Study design: From 1,538 patients receiving either partial or inpatient programming between 1995 and 2005, 202 participated in a study of treatment outcomes. They were assessed at intake at this facility and treated in the inpatient or partial hospitalization programs. They later completed self-report follow-up measures between Nov. 2006 and May 2007.
Data collection/extraction method: Eligible individuals were invited to participate in the study by a mailed letter and consent form. If interested, they mailed back the signed consent form. Once signed consent forms were received, follow-up questionnaires were sent to participants to complete and mail back. A copy of the signed consent also was sent to the participant for their records. Once questionnaires were received, they were scored and data was analyzed.

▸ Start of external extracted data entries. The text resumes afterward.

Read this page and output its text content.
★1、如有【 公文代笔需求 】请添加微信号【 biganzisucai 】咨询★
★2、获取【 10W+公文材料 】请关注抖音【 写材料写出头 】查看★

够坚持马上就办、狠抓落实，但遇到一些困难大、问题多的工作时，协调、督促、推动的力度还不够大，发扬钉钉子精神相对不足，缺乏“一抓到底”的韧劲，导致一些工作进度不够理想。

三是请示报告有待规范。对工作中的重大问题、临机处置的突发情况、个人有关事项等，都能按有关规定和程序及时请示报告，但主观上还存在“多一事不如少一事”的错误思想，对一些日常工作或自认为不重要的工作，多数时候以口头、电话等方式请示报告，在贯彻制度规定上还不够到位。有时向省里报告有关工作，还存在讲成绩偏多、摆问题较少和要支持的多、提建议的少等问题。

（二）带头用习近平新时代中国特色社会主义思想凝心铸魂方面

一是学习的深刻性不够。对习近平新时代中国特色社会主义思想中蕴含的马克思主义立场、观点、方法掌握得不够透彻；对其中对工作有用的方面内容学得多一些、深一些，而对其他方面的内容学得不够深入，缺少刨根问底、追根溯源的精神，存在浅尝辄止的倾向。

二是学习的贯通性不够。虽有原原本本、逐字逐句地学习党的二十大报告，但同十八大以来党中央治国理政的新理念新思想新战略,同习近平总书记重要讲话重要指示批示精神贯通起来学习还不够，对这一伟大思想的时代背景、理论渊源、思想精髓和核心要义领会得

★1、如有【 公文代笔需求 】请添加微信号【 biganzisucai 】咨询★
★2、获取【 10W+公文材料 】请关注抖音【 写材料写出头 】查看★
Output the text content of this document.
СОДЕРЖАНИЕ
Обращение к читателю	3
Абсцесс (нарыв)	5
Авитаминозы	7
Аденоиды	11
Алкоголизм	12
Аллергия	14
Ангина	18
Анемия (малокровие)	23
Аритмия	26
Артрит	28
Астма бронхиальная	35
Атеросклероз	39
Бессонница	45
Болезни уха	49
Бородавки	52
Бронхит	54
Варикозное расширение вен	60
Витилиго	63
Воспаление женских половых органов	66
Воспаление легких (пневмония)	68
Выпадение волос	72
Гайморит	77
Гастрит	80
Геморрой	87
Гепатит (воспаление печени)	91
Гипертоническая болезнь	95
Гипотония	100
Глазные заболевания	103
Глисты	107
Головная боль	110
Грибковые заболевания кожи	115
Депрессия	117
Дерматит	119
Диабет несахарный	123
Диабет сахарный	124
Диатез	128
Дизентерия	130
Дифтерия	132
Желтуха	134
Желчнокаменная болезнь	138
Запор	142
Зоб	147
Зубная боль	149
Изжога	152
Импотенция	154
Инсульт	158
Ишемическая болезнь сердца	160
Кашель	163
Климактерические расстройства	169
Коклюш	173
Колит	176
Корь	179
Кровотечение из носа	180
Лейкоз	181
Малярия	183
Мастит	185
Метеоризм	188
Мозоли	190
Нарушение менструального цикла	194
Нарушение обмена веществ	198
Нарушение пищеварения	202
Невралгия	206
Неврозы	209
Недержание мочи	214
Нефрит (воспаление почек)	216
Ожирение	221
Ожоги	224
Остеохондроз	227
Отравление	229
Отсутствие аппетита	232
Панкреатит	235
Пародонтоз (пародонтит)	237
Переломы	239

Principal findings: We compared groups by age of onset as 19 or younger vs. 20 or older. Overall, no differences existed between groups on race, BMI* at intake, BMI at follow-up, or eating disorder diagnosis at follow-up. However, those who had an older (20 plus years) age of onset scored more pathologically on measures of general psychological health and eating disorder concerns than those with a younger (less than 19 years) age of onset. Patients who had and had not used laxatives as a purging method also were compared. Laxative users had significantly lower scores on measures of self-esteem, mental health functioning, physical functioning and self-efficacy for body image and normative eating, and higher scores on measures of depression, trait anxiety*, dietary restraint and eating, weight and shape concerns. Definitions of recovery also were compared by intake diagnosis. Our results showed that patients had a varying level of recovery depending on which definition was used.
Conclusions: Eating disorder patients with an older age (less than 20 years) at onset of symptoms present with a poorer outcome, particularly for a broader set of psychological concerns, than patients with a younger age of onset (less than 19 years of age). Patients who use laxatives also have a poorer outcome across many measures, and also can suffer chronic health problems not found in nonlaxative users. Definitions of recovery are quite arbitrary and, depending on which definition is used in a particular research study, results could change drastically.
Implications for practice or policy: Older onset patients and laxative users may benefit from special clinical interventions tailored to their unique situation. The eating disorders field could benefit from developing consistently used criteria for evaluating a good outcome for research and clinical purposes.